Citons le rayonnement cosmique [qui circulent dans le vide interstellaire], les éruptions solaires et les rayonnements piégés dans la ceinture de Van Allen [Là, c’est plus compliqué. En gros, à l’approche de la planète Terre, les rayonnements de l’espace sont piégés par le champ magnétique terrestre. Cette zone contient une grande densité de particules énergétiques : elle est radioactive. Or, c’est un point de passage quasi-obligatoire pour les astronautes voyageant en haute orbite. Les missions Apollo ont fait en sorte de passer par les zones les plus faibles en densité radioactive.] »

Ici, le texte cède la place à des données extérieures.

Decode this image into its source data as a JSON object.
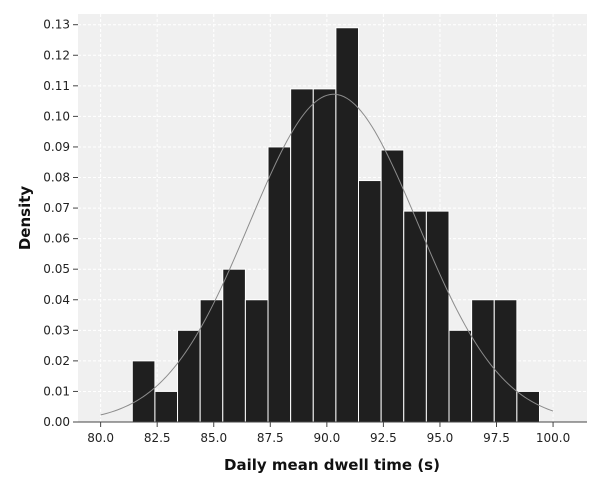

Sur Terre, nous sommes à l’abri, protégés à la fois par l’atmosphère et lamagnétosphère. Plus un être humain s’éloigne du plancher des vaches, plus il est vulnérable. En orbite basse, l’atmosphère est déjà loin mais le champ magnétique de la terre continue de protéger les astronautes.

En orbite haute, ils sont « livrés » aux rayonnements cosmiques.

Quelles solutions ?

L’une des pistes explorées par la Nasa pour réduire les risques d’exposition aux rayonnements consiste à augmenter la rapidité des navettes parcourant l’espace.

Jeff Hoffman, ancien astronaute désormais professeur d’aéronautique et astronautique au MIT, explique au Guardian :

« Le moins de temps vous passez dans l’espace, le moins de temps vous êtes exposé aux rayonnements. »

L'astronaute Jim Irwin sur la lune, auprès du premier rover lunaire (1971)
L’astronaute Jim Irwin sur la lune, auprès du premier rover lunaire (1971) - Nasa

L’idée serait donc de voyager le plus rapidement possible entre deux astres, afin de réduire drastiquement la durée d’exposition aux rayonnements de l’espace.

Des solutions d’ordre matérielle sont, elles aussi, envisageables, comme des combinaisons et une navette renforcées. La société Space X d’Elon Musk travaillerait actuellement sur ce sujet mais n’en a pas encore dévoilé de détails. 

Continuer la recherche

L’étude américaine présente une faille. Elle est basée sur un échantillon de 24 astronautes (545 personnes ont été envoyées dans l’espace depuisGagarine en 1961).

Les auteurs envisagent la collaboration avec plusieurs autres agences spatiales, dont l’européenne ESA et la canadienne CSA, pour continuer leur recherche avant l’envoi des nouvelles missions lunaires ou des premiers vols habités direction Mars.

Il vaut mieux qu’ils ne perdent pas trop de temps : Elon Musk prévoit un vol dès 2024 et la Nasa vers 2030.

Aldrin marche sur la Lune
Aldrin marche sur la Lune - Nasa

Jeff Hoffman, interrogé par le Guardian : 

« Il est primordial de trouver les réponses à ces questions avant de renvoyer des humains dans l’espace profond. »

Mais au-delà de l’aventure spatiale, c’est la santé des astronautes revenus sur Terre qui est en jeu. L’ancien astronaute poursuit :

« Tous les ans, je me rends à la Nasa pour une visite médicale approfondie. S’ils savent que les astronautes sont plus vulnérables aux maladie cardiovasculaires, ils vont adapter leur examen et peut-être, je l’espère, diminuer le risque de mort prématurée liée aux maladies du cœur. »

A 71 ans, Jeff Hoffman a enregistré plus de 1 211 heures de vol dans l’espace.